Other outlets have continued to show their Israel-shaped blind spots.

The Associated Press is instructing reporters not to refer to Hamas as a terrorist organization. The AP’s “Israel-Hamas Topical Guide,” first highlighted by the Washington Free Beacon, explains that because “terrorism and terrorist have become politicized, and often are applied inconsistently . . . the AP is not using the terms for specific actions or groups, other than in direct quotations.”

Instead, the AP suggests journalists should call Hamas members “militants” or “fighters, attackers or combatants” depending on the context.

The Washington Post, meanwhile, captioned a photo of Israeli children saying they had been “detained” by Hamas terrorists. The outlet later stealth-edited the caption to say the children were “taken hostage.”

Headline Fail of the Week

Axios offered readers a helpful explainer on “The myth of a U.S.-Mexico ‘open border.’”

The U.S. southern border is “more fortified than it’s ever been,” the outlet reports, and accuses conservatives of peddling the “myth” of an open border.

“An Axios review of news stories found that the ‘open border’ language took off during the Obama administration as conservatives worked to thwart planned immigration reform,” the report says.

“By using the term ‘open border,’ conservatives — including Rep. Jim Jordan, R-Ohio, who is seeking the role of House speaker — are suggesting that anyone can get into the U.S. without much hassle. But the reality is that the southern border is more fortified than it’s ever been,” it claims.

This despite U.S. immigration agents having encountered more than 200,000 migrants who crossed the southern border unlawfully last month — the highest level recorded this year.

Media Misses

• The White House social-media team posted a picture President Biden meeting with Delta Force operators in Israel last week that showed the faces of special-ops members. “As soon as this was brought to our attention, we immediately deleted the photo,” the White House said in a statement to Fox News correspondent Peter Doocy. “We regret the error and any issues this may have caused.”

• Representative Adam Schiff falsely claimed that the House speaker is in charge of approving the final tally of electoral votes for presidential races.
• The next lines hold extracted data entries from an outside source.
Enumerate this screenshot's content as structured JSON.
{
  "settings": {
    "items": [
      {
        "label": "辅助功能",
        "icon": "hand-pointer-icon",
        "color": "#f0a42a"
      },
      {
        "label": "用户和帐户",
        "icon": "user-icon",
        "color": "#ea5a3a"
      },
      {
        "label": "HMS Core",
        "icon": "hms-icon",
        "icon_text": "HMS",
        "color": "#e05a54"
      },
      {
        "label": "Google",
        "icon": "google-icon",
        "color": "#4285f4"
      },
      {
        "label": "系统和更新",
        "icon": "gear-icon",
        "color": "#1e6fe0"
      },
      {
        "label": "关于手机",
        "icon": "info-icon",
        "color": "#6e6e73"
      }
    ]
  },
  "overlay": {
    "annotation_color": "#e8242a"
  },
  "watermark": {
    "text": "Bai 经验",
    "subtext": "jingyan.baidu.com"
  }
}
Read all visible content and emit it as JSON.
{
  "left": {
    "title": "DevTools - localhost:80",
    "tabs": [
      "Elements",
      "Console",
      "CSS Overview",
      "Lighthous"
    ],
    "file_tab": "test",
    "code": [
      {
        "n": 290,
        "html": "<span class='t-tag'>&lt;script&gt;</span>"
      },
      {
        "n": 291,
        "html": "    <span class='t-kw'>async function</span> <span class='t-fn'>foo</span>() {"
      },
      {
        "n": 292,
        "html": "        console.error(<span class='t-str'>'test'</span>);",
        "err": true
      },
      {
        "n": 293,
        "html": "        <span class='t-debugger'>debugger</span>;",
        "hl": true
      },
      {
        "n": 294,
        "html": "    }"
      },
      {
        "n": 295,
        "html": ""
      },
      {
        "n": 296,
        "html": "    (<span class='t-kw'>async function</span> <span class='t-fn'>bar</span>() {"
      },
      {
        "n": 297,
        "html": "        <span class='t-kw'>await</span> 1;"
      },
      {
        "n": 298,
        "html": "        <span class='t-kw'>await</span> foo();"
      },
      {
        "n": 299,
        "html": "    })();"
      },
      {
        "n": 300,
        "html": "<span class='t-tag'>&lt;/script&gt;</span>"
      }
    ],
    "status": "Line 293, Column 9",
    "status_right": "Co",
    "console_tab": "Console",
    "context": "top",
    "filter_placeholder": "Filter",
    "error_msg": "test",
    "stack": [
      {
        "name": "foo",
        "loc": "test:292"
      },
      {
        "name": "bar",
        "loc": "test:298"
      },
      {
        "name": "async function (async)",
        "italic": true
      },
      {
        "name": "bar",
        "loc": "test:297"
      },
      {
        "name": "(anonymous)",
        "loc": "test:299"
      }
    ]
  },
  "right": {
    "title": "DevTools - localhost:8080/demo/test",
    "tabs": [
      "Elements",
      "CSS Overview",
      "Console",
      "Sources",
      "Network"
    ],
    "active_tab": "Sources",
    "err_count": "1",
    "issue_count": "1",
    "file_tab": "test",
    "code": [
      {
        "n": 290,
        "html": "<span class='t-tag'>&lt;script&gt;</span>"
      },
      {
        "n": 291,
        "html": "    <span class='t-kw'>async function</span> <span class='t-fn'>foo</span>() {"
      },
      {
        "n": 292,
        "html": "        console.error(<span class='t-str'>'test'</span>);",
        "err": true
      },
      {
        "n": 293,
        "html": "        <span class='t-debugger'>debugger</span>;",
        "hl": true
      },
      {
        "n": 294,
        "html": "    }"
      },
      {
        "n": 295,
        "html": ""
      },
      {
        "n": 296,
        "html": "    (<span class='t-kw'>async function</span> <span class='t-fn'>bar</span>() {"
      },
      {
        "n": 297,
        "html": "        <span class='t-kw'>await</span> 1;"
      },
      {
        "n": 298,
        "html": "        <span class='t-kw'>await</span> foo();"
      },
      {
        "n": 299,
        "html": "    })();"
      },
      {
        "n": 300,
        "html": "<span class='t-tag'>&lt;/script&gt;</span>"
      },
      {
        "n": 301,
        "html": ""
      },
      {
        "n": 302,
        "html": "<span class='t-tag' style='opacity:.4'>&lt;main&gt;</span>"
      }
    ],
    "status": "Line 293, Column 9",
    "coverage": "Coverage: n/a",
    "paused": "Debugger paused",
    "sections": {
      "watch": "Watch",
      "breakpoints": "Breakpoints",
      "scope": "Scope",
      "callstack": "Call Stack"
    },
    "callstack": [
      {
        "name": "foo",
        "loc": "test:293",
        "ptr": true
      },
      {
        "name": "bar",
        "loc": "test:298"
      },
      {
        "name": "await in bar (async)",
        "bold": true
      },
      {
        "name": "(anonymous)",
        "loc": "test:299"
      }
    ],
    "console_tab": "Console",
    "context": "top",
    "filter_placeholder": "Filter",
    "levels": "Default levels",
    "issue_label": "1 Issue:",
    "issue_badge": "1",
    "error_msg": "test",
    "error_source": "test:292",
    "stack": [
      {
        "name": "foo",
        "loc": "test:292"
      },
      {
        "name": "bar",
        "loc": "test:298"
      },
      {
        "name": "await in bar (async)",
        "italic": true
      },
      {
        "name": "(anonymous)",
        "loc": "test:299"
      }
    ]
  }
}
Schiff was attempting to make the case against electing Representative Jim Jordan (R., Ohio) as House speaker. “Today, Republicans may make Jim Jordan the Speaker. Jordan would preside over the counting of electoral votes in the next election. After he was deeply involved in trying to overturn the last one.” The post received a Community Note on X that read, “The vice president, not the speaker, presides over counting of electoral college votes; and whomever is chosen as speaker in Oct. 2023 will only be speaker during the 1/6/25 electoral count if House Rs retain majority in Nov. 2024.”

• Maxim Australia included a biological male on its list of Australia’s top 100 “fine and fierce femmes” for 2023. Former Australian football player and coach Danielle Laidley, who identifies as a transgender woman, ranked 92 on the list.